Article Two of the Georgia State Constitution describes the process for voting and elections in Georgia. This process includes the method of voting and the right to register and vote, general provisions and the suspension and removal of public officials.

Section I of Article Two of the Georgia State Constitution is made up of three paragraphs which detail the method of voting and the right to register and vote. The first paragraph of this section stipulates that all elections by the people will be through secret ballot and will follow legal procedures. Furthermore, in Paragraph II the age and residency of Georgians who are allowed to vote is described as well as the responsibility of the Georgia General Assembly to provide for the "registration of electors". The final paragraph deals with exceptions to the right to register and vote and states that no one who has been convicted of a felony, or anyone who has been determined, by the judiciary, to be "mentally incompetent", may register to vote.

Five paragraphs make up Section II of Article Two and deal with various general provisions. These provisions include procedures provided by law by the General Assembly for the appeal of the right to vote (both to allow and refuse that right) and where returns on elections made by Georgians will be made to the Secretary of State; run-off elections, and who can vote in a run-off election; persons not eligible to hold office; recall of elected public officials; and vacancies created by an elected official who qualifies for another office (resign-to-run law).

The final section of Article Two, Section III, deals with the suspension and removal of public officials and is made up of two paragraphs.

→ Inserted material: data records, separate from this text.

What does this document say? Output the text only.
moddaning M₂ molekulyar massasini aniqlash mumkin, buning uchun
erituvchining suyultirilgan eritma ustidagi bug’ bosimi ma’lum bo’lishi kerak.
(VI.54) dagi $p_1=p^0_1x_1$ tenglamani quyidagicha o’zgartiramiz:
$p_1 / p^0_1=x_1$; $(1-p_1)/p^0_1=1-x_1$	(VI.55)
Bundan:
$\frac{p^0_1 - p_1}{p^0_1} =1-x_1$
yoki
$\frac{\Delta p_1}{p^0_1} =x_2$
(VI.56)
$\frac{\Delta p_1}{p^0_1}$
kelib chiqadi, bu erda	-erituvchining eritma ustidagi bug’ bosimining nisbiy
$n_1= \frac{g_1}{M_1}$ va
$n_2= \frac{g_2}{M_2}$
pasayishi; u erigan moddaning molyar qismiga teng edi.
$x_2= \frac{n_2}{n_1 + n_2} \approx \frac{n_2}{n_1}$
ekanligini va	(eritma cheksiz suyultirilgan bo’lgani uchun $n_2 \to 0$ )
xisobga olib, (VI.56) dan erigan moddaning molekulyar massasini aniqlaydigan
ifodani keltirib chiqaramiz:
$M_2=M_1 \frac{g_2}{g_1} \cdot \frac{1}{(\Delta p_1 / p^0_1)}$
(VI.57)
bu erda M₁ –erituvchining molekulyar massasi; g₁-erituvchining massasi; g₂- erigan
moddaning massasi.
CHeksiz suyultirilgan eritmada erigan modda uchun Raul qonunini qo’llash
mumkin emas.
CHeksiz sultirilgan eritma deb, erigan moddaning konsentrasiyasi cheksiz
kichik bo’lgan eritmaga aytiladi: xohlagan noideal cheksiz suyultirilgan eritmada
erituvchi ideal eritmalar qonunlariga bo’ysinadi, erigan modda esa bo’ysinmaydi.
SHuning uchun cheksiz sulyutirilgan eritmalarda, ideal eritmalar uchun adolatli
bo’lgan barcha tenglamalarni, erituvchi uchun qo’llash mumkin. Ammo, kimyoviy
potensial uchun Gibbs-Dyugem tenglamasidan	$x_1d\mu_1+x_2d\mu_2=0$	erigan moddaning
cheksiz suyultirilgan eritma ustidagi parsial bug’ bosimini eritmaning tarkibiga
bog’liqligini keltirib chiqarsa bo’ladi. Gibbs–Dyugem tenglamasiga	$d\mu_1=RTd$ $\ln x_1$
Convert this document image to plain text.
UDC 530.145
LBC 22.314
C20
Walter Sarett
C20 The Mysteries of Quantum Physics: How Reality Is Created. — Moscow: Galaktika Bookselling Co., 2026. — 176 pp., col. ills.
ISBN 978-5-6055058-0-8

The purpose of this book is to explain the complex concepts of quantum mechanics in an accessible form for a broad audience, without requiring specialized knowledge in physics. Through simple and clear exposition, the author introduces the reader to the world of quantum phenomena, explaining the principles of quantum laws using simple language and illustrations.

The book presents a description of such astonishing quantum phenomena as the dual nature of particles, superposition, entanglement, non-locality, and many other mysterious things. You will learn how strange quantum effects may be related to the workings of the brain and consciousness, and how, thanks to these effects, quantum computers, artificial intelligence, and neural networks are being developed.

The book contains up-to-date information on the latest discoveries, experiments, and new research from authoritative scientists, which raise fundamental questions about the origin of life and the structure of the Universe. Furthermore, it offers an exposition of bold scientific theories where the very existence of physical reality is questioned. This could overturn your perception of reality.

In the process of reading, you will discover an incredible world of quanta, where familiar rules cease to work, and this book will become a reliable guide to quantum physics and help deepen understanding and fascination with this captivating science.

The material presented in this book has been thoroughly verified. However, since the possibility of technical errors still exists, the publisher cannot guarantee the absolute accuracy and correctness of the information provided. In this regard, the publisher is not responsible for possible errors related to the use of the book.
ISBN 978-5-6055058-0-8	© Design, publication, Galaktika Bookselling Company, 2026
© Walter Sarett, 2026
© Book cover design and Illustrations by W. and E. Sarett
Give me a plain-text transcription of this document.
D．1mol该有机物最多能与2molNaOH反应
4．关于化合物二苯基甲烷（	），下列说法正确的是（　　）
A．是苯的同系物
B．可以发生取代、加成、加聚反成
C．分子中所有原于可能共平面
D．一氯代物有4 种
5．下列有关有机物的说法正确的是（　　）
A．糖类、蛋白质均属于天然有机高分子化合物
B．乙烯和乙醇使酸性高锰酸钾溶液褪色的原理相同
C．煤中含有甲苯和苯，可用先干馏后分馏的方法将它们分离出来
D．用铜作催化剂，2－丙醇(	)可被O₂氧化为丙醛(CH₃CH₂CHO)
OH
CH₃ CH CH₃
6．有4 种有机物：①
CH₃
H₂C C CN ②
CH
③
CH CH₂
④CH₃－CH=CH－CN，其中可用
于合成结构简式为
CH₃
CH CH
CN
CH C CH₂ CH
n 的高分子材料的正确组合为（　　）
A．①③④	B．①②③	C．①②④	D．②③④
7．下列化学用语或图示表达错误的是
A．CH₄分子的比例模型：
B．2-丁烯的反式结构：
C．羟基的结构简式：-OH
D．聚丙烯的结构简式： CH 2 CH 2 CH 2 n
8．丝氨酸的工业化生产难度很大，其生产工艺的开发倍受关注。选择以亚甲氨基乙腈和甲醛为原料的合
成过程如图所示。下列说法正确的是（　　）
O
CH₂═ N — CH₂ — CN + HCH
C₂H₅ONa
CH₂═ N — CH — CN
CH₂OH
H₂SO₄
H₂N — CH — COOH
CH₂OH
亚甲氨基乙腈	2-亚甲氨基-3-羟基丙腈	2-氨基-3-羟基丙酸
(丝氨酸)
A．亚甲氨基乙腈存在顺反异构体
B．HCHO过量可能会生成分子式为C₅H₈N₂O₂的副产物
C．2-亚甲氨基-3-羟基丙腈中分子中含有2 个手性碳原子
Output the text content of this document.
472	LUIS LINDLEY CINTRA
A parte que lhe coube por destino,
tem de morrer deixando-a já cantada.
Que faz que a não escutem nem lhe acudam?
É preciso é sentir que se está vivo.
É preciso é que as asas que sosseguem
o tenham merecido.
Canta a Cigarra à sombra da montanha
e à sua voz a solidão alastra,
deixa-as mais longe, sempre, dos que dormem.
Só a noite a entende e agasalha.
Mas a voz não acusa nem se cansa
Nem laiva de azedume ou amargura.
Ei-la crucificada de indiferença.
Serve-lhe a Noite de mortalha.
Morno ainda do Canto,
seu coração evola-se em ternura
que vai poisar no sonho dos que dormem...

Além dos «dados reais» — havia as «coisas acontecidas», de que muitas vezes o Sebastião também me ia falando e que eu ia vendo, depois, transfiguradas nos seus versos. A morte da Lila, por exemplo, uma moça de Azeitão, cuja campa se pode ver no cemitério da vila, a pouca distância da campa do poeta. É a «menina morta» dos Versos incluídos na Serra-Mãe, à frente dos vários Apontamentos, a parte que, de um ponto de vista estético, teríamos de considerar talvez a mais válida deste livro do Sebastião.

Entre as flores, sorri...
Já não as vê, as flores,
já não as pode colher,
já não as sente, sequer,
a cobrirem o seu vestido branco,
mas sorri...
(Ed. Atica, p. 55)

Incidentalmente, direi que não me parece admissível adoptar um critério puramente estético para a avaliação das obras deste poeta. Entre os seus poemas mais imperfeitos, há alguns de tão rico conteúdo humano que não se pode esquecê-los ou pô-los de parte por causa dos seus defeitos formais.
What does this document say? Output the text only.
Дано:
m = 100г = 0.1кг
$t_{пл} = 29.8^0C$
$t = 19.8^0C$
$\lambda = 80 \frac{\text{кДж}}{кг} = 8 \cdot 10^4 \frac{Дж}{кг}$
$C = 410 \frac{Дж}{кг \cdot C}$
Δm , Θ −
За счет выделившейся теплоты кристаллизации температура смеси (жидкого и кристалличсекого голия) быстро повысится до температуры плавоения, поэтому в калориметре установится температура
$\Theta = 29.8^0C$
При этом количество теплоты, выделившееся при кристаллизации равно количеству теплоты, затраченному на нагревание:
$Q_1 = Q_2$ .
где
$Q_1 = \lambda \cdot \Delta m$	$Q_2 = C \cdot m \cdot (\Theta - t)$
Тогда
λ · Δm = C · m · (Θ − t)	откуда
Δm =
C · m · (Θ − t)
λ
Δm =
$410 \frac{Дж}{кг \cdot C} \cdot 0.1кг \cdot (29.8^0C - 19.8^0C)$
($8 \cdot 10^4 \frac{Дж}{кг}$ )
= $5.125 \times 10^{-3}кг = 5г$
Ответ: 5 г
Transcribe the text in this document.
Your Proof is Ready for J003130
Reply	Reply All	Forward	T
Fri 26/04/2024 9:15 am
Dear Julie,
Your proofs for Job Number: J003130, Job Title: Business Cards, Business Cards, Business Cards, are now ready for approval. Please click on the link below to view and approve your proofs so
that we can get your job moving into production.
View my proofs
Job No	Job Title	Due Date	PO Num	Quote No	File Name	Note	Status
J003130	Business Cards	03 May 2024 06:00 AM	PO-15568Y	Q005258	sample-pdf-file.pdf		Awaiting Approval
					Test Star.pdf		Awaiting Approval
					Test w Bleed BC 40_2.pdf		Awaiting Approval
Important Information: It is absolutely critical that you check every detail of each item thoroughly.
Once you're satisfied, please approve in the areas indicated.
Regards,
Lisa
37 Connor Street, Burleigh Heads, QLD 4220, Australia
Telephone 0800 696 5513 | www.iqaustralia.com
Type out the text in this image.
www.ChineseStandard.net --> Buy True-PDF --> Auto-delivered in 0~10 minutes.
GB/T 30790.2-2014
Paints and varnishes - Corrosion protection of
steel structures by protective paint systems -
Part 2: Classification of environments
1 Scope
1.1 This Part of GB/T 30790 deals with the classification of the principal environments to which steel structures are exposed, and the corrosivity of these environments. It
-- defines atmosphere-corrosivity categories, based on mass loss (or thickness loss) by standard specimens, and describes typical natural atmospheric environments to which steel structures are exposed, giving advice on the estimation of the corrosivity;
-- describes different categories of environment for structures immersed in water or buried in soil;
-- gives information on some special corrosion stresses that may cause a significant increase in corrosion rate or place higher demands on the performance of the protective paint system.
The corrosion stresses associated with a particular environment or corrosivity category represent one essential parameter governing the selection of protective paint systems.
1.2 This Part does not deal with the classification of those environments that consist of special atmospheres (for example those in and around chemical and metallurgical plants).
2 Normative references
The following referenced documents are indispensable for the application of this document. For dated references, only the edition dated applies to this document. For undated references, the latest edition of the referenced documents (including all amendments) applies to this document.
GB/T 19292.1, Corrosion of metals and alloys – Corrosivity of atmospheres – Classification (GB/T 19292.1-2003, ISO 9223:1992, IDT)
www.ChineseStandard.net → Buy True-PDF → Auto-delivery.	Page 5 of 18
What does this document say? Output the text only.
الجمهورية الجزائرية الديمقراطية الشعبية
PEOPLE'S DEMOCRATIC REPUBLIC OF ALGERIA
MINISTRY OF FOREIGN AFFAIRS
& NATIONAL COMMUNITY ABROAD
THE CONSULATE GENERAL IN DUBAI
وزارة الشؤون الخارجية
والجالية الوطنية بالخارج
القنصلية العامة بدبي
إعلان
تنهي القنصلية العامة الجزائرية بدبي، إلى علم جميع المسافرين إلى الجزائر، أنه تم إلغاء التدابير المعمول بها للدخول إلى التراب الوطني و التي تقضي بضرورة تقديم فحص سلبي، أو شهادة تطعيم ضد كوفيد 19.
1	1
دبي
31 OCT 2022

The first paragraph details the procedures for suspending and removing an elected official who has been indicted for a felony. Paragraph II discusses suspension from office for any public official who has been convicted of a felony.

In a 1988 case, Hammill v. Valentine, was brought before the Glynn County Superior Court. In the case, the appellants alleged that voter rights had been violated and that illegal votes cast doubt on the election. The Superior Court found that the appellants lacked standing to "complain about alleged violations of certain voters' constitutional rights".